Relecture très éloignée du roman de Scott, il met en scène les amours de l’armurier Henry Smith et de la belle Catherine Glover que contrarient l’apprenti Ralph, jaloux de Smith, et le Duc de Rothsay, dont Mab la bohémienne cherche à se venger. Dernière manifestation en France de cette Scottomanie qui s’empare de l’Europe à partir des années 1810, le livret accumule des situations chères à Saint-Georges, qui recycle ici paresseusement ses vieilles recettes ou emprunte celles qui font le succès des opéras du temps. La scène de la folie de Catherine à l’acte IV dérive de la Lucia di Lammermoor de Donizetti et celle de l’effet de mémoire cathartique final qui lui rend sa raison de la Martha de Flotow dont Saint-Georges conçoit le livret. Même le personnage de Mab est emprunté à son ballet-pantomime La Gypsy d’après un roman de Walter Scott. Enfin, le livret hésite entre les quiproquos et les déguisements de l’opéra-comique et les grandiloquences du grand-opéra. Placé sous l’égide de ce « fou joyeux » de Carnaval qui favorise le renversement des valeurs et la gloutonnerie et donne lieu à deux chansons à boire et à l’éloge des plaisirs pendant trois actes, il finit par camper un jugement de Dieu peu crédible qui oppose l’armurier et Ralph l’apprenti gantier pour laver l’honneur perdu mais intact de la pauvre Cateau, victime des manigances de Mab.

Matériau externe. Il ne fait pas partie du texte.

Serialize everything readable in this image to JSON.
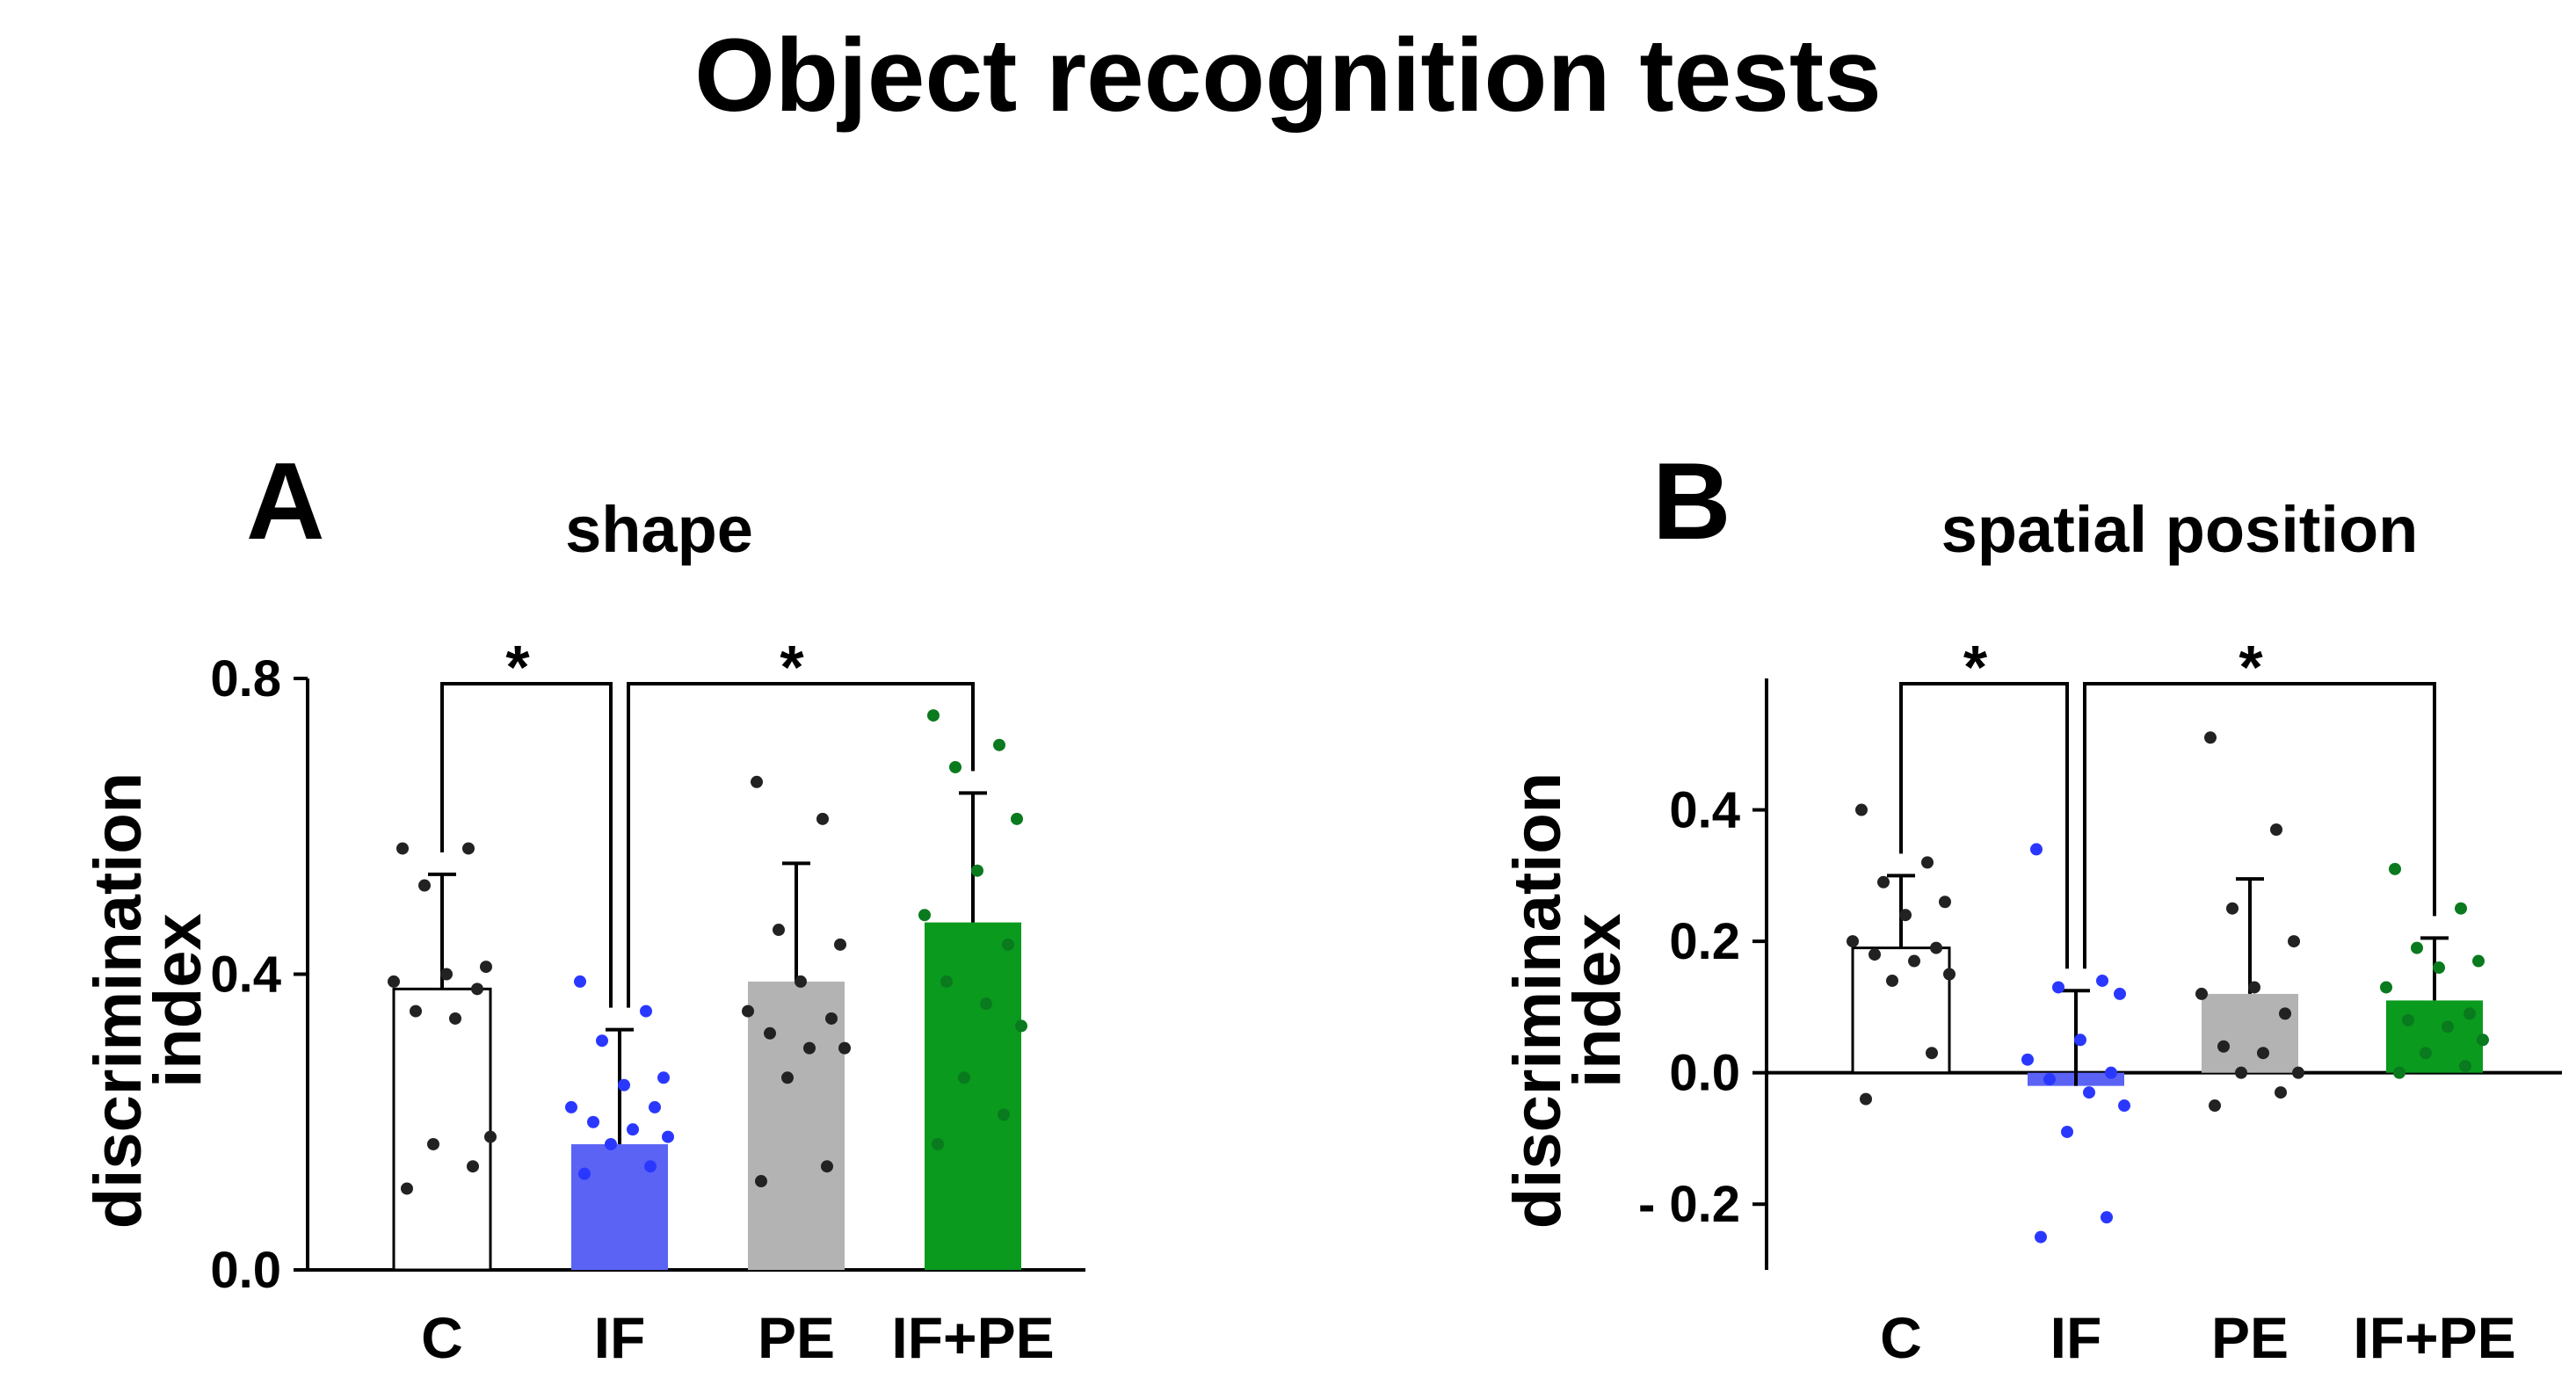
{
  "figure_title": "Object recognition tests",
  "panels": [
    {
      "letter": "A",
      "subtitle": "shape"
    },
    {
      "letter": "B",
      "subtitle": "spatial position"
    }
  ],
  "colors": {
    "C": "#ffffff",
    "IF": "#5b63f5",
    "PE": "#b3b3b3",
    "IF+PE": "#0a9a1e",
    "dots_C": "#222222",
    "dots_IF": "#2a38ff",
    "dots_PE": "#222222",
    "dots_IFPE": "#0a7a1e"
  },
  "chart_data": [
    {
      "type": "bar",
      "title": "shape",
      "ylabel_lines": [
        "discrimination",
        "index"
      ],
      "categories": [
        "C",
        "IF",
        "PE",
        "IF+PE"
      ],
      "values": [
        0.38,
        0.17,
        0.39,
        0.47
      ],
      "errors": [
        0.155,
        0.155,
        0.16,
        0.175
      ],
      "ylim": [
        0,
        0.8
      ],
      "yticks": [
        0.0,
        0.4,
        0.8
      ],
      "ytick_labels": [
        "0.0",
        "0.4",
        "0.8"
      ],
      "points": [
        [
          0.57,
          0.57,
          0.52,
          0.41,
          0.4,
          0.39,
          0.38,
          0.35,
          0.34,
          0.18,
          0.17,
          0.14,
          0.11
        ],
        [
          0.39,
          0.35,
          0.31,
          0.26,
          0.25,
          0.22,
          0.22,
          0.2,
          0.19,
          0.18,
          0.17,
          0.14,
          0.13
        ],
        [
          0.66,
          0.61,
          0.46,
          0.44,
          0.39,
          0.35,
          0.34,
          0.32,
          0.3,
          0.3,
          0.26,
          0.14,
          0.12
        ],
        [
          0.75,
          0.71,
          0.68,
          0.61,
          0.54,
          0.48,
          0.44,
          0.39,
          0.36,
          0.33,
          0.26,
          0.21,
          0.17
        ]
      ],
      "significance": [
        {
          "from": 0,
          "to": 1,
          "label": "*"
        },
        {
          "from": 1,
          "to": 3,
          "label": "*"
        }
      ]
    },
    {
      "type": "bar",
      "title": "spatial position",
      "ylabel_lines": [
        "discrimination",
        "index"
      ],
      "categories": [
        "C",
        "IF",
        "PE",
        "IF+PE"
      ],
      "values": [
        0.19,
        -0.02,
        0.12,
        0.11
      ],
      "errors": [
        0.11,
        0.145,
        0.175,
        0.095
      ],
      "ylim": [
        -0.3,
        0.6
      ],
      "yticks": [
        -0.2,
        0.0,
        0.2,
        0.4
      ],
      "ytick_labels": [
        "- 0.2",
        "0.0",
        "0.2",
        "0.4"
      ],
      "points": [
        [
          0.4,
          0.32,
          0.29,
          0.26,
          0.24,
          0.2,
          0.19,
          0.18,
          0.17,
          0.15,
          0.14,
          0.03,
          -0.04
        ],
        [
          0.34,
          0.14,
          0.13,
          0.12,
          0.05,
          0.02,
          0.0,
          -0.01,
          -0.03,
          -0.05,
          -0.09,
          -0.22,
          -0.25
        ],
        [
          0.51,
          0.37,
          0.25,
          0.2,
          0.13,
          0.12,
          0.09,
          0.04,
          0.03,
          0.0,
          0.0,
          -0.03,
          -0.05
        ],
        [
          0.31,
          0.25,
          0.19,
          0.17,
          0.16,
          0.13,
          0.09,
          0.08,
          0.07,
          0.05,
          0.03,
          0.01,
          0.0
        ]
      ],
      "significance": [
        {
          "from": 0,
          "to": 1,
          "label": "*"
        },
        {
          "from": 1,
          "to": 3,
          "label": "*"
        }
      ]
    }
  ]
}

Une partition faisant alterner vraies beautés et concessions
Musicalement, on sent bien Bizet gêné aux entournures, avec des concessions aux effets brillants, comme l’air virtuose de Catherine «Vive l’hiver » au premier acte, dont les roucoulades sont conçues à l’origine pour la star Christine Nilsson (qui préfère le rôle d’Ophélie dans le Hamlet d’Ambroise Thomas, créé sur la scène prestigieuse de l’Opéra en mars 1868) ou à la Meyerbeer, comme dans le tableau du duel. Bizet n’est jamais autant lui-même que dans un style de demi caractère proche de l’opéra-comique, qui mélange tendre mélancolie, comme dans la sérénade de Smith à l’acte II, ou humour piquant comme le premier air de Mab « Catherine est coquette » à l’acte I. Dans ces moments il déploie le charme de son génie mélodique et sa science de l’orchestration qui font le succès des suites de L’Arlésienne, des Pêcheurs et de Carmen. Parmi ces beautés, notons l’air d’ivresse de Ralph à l’acte II, un des plus beaux airs pour basse du répertoire français et le duo entre le Duc et Mab à l’acte III, dont Guiraud emprunte plus tard les parties d’orchestre pour étoffer la Suite N° 2 de L’Arlésienne. Bizet sauve d’ailleurs les plus belles pages de sa partition pour en faire les Scènes bohémiennes de la « Jolie Fille de Perth ».
Inva Mula
Charles Workman
Une très belle exécution musicale
Saluons donc ici la mémoire de Pierre Jourdan et son Théâtre Français de la Musique qui a monté tant d’opéras français injustement oubliés dans son Théâtre Impérial de Compiègne et qui signe ici la réalisation. On oubliera les costumes et les décors comme les sous-titres en anglais et espagnol de cette captation mais on peut s’étonner du manque d’applaudissements pendant le spectacle. Ils viennent (enfin !) couronner une équipe de chanteurs remarquables par leur engagement et leurs qualités vocales et musicales, sans parler de leur belle diction. Citons le Smith de Charles Workman, au timbre chaud et plein de vaillance, la Catherine d’ Inva Mula, qui se tire avec brio des roulades du « Vive l’hiver » et rend émouvant cette tête de linotte de Catherine dans sa folie, le Duc de Jean-François Lapointe, qui donne beaucoup de noblesse à un Don Juan au petit pied, et la piquante Mab de Sonia de Beaufort. Armand Arapian restitue avec justesse l’amertume de Ralph et justifie ainsi sa participation au drame malgré son rôle épisodique pendant deux actes. Dommage que cette version prive Christian Tréguier de sa chanson à Bacchus à l’acte I car il donne aux nombreux ensembles des solistes une assise solide. N’oublions pas les Cori Spezzati qui assurent, souvent invisibles, les parties chorales et l’orchestre aux belles couleurs mené par Jérôme Pillement. Un opéra à découvrir si vous ne le connaissiez pas.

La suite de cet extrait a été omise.